To register a new baseline image for a unit test:

  1. Generate the baseline image using the --generated_image_dir option to the pytest-pyvista plugin

  2. Add the new baseline image to the assets/tests/unit directory of the geovista-data repository via a pull-request

  3. Once the pull-request has been reviewed and merged, a new geovista-data release will be tagged automatically

  4. Update the DATA_VERSION within geovista.cache to the new geovista-data release version

  5. Finally, update the registry.txt with the unit test baseline image name (relative to the assets directory) along with the hexadecimal SHA256SUM of the baseline image file contents

The pooch CACHE manager will automatically download and cache the new baseline image from the geovista-data repository when re-running the unit test. Alternatively, download all the new assets for the DATA_VERSION using the CLI e.g.,

$ geovista download --all --decompress

Pixi Workflow#

Reference:

  • pyproject.toml

Testing may be performed using the convenience of pixi run tasks, which do not require to be executed from within geovista root directory e.g.,

$ pixi run <pixi-task>
Table 22: Pixi Tasks#

Pixi Task

説明

download

Download and cache offline assets.

This task calls the geovista download command. Provide optional argument all, clean, doc-images, dry-run, images, list, natural-earth, operational, pantry, rasters, unit-images or verify. Defaults to all e.g.,

$ pixi run download rasters

tests-clean

Purge both the documentation and unit test image caches, along with any images generated from previous test sessions e.g.,

$ pixi run tests-clean

tests-unit

Perform the unit tests.

This task calls the pytest command. Defaults to executing all unit tests discoverable from the geovista root directory.

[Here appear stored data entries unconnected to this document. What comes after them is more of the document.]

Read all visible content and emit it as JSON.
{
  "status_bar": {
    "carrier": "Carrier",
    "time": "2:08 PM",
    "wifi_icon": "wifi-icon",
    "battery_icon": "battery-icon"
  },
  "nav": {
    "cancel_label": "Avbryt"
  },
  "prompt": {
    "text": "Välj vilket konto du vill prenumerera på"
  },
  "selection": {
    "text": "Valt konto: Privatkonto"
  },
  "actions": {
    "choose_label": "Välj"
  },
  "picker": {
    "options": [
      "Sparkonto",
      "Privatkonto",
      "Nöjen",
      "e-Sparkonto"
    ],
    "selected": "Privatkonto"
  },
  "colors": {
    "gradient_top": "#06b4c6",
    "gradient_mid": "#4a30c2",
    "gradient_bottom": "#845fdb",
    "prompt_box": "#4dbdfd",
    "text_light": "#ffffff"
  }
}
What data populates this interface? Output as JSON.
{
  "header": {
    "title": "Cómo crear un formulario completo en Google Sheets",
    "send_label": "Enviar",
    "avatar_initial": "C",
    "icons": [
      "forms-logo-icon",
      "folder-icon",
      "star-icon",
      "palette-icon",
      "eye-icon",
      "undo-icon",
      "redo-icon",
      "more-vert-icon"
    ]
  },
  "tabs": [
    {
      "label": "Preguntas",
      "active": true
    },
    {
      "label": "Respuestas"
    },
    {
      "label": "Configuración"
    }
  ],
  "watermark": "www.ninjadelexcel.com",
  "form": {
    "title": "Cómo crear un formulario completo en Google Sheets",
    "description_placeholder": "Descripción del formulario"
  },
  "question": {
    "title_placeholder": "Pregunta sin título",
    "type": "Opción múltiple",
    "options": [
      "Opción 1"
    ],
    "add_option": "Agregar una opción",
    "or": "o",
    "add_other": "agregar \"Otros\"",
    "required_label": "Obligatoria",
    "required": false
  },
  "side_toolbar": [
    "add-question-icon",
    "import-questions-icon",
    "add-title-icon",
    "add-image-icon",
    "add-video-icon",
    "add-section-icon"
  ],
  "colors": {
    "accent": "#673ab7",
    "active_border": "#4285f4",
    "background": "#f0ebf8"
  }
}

Accepts a valid pytest marker expression as an optional argument. Refer to the [tool.pytest.ini_options] table entry in the pyproject.toml manifest for configured markers e.g.,

$ pixi run tests-unit "not image"

Note that the tests-clean task is called prior to running this task.

Unit Tests#

Reference:

  • pyproject.toml

  • tests

The unit tests are located within the tests root directory and are organised into sub-directories, typically one for each geovista top-level module or sub-package.

The exception to this rule is tests/plotting which contains the Image Tests.

To execute all unit tests:

$ pytest

Finer-grained control of unit test can be achieved by using our pytest Markers.